Proof. Let $T'$ be the binary tree obtained from $T$ when $X$ is added as the right child of $Y$. Compare the inorder traversal on $T$ and that on $T'$. By the definition of inorder traversal, the difference between them can happen only when each traverses the subtree rooted at $Y$.

Both traversals will visit the same left subtree of $Y$ first. Then both will visit $Y$. When it is time to visit the right subtree of $Y$, the former traversal has nothing to do since $Y$ has no right child in $T$ while the latter traversal will visit one more node, $X$ since $Y$ has $X$ as its right child in $T'$.

Since the nodes in $T$ is visited in its natural order by the former traversal, the nodes in $T'$ is visited in its natural order by the latter traversal as $X$ is the very next node that is larger than $Y$. By definition, $T'$ is a BST. According to the above uniqueness lemma, $X$ must be inserted as the right child of $Y$. Q.E.D.

Answer 2

Maybe this is not the "proof" you're looking for, but here's an attempt to convince anyone that $X$ will be inserted in the binary-search tree (BST) as $Y$'s right child.

The "proof" relies on the binary-search tree property and on the definition and correctness of the "insertion" and "successor" functions of a BST.

You start with the definition of a successor of a node $y$ in a BST:

1. If a node $y$ has a right subtree, then the successor of $y$, call it $z$, is the minimum node of that right subtree

2. Otherwise, it is the first ancestor of $y$, lets call it $z$, such that $y$ falls in the left subtree of $z$.

3. If $z$ is not found in the previous two points, then $z$ does not exist, which implies that $y$ is the greatest element in the BST.

However, we also need to look at the pseudocode of the insertion function.

function insertion(T, x):
    // T is the binary-search tree
    // x is the element which needs to inserted in T
    if is_empty(T):
        T.root = x
    else:
        c = T.root  // c is the current node.
        p = c.parent  // p is the parent of c
    while is_not_null(c):
        p = c
        if x < c:
            c = c.left
        else:
            c = c.right
    if x < p:
        p.left = x
    else:
        p.right = x
    x.parent = p

Since, in your case, we know that $T$ is not empty, then the else block will be always executed in any run of the insertion algorithm.

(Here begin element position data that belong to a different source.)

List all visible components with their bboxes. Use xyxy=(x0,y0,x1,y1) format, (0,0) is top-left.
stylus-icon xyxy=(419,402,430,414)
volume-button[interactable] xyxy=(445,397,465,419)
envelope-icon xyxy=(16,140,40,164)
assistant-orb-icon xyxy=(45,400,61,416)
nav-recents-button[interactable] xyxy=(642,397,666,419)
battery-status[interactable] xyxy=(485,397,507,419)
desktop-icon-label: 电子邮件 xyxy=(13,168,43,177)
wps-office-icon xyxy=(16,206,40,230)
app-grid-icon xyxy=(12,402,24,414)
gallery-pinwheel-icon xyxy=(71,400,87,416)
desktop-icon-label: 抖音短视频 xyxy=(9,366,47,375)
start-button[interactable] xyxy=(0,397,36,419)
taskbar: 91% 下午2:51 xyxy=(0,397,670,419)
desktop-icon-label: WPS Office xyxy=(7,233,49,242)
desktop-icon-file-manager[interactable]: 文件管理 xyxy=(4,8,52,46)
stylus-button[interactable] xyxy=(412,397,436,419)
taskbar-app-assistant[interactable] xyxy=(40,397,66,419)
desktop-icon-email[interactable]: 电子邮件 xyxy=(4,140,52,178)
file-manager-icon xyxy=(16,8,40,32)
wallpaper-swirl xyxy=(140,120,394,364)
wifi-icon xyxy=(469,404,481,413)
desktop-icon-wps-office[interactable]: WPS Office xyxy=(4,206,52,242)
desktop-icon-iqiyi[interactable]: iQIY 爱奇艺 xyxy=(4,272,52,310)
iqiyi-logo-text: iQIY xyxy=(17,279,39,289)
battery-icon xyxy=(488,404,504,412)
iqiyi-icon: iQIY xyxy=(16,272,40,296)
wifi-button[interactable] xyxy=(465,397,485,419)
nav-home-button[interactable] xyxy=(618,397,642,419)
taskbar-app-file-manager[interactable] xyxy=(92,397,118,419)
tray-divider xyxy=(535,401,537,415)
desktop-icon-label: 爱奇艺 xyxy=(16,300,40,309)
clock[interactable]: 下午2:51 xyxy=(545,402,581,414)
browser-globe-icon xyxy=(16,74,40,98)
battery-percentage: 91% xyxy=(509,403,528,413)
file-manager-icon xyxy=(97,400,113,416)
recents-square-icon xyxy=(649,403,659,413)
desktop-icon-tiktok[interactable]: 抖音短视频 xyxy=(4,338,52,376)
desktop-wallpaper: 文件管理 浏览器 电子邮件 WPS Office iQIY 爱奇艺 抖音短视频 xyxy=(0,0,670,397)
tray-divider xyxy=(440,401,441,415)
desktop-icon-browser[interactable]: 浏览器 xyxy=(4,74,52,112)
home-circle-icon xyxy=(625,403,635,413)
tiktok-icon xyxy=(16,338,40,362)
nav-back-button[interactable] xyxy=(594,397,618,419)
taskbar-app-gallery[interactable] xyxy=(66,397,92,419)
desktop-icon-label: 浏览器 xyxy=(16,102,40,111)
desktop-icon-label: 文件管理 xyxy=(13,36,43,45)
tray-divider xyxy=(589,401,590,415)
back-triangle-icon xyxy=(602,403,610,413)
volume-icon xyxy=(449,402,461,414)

In the while loop, we go down the tree, until we find a node that is null (and c represents this null node). However, note that we keep track of the parent of that null node c, i.e. p. We know that p is going to be the parent of x, but we still do not know if x needs to be the left or right child of p, given that x could either be respectively smaller or greater than p. Once that is determined, using the if-else block after the while loop, we can also set the parent of x to be p.

I will not prove that this insertion algorithm is correct, that is, it maintains the BST property. We assume it is correct. Here's the "proof" then.

We know that $Y$ does not have a right child, but it has a successor. Therefore, the successor must be the first ancestor of $Y$, call it $Z$, such that $Y$ falls in the left subtree of $Z$. We know that $Z$ exists (by assumption). If you insert $X$ in the binary-search tree $T$, such that $Y < X < Z$, then $X$ will be the next successor of $Y$ (by definition).

Given that $Y < X < Z$, at some point during the insertion algorithm, the condition x < c is false (because $X > Y$), where c is $Y$ and x is $X$. This must be true because there is no node between $Y$ and $X$ in the tree. Hence, in that case, $X$ will consequently be inserted in the tree as $Y$'s right child.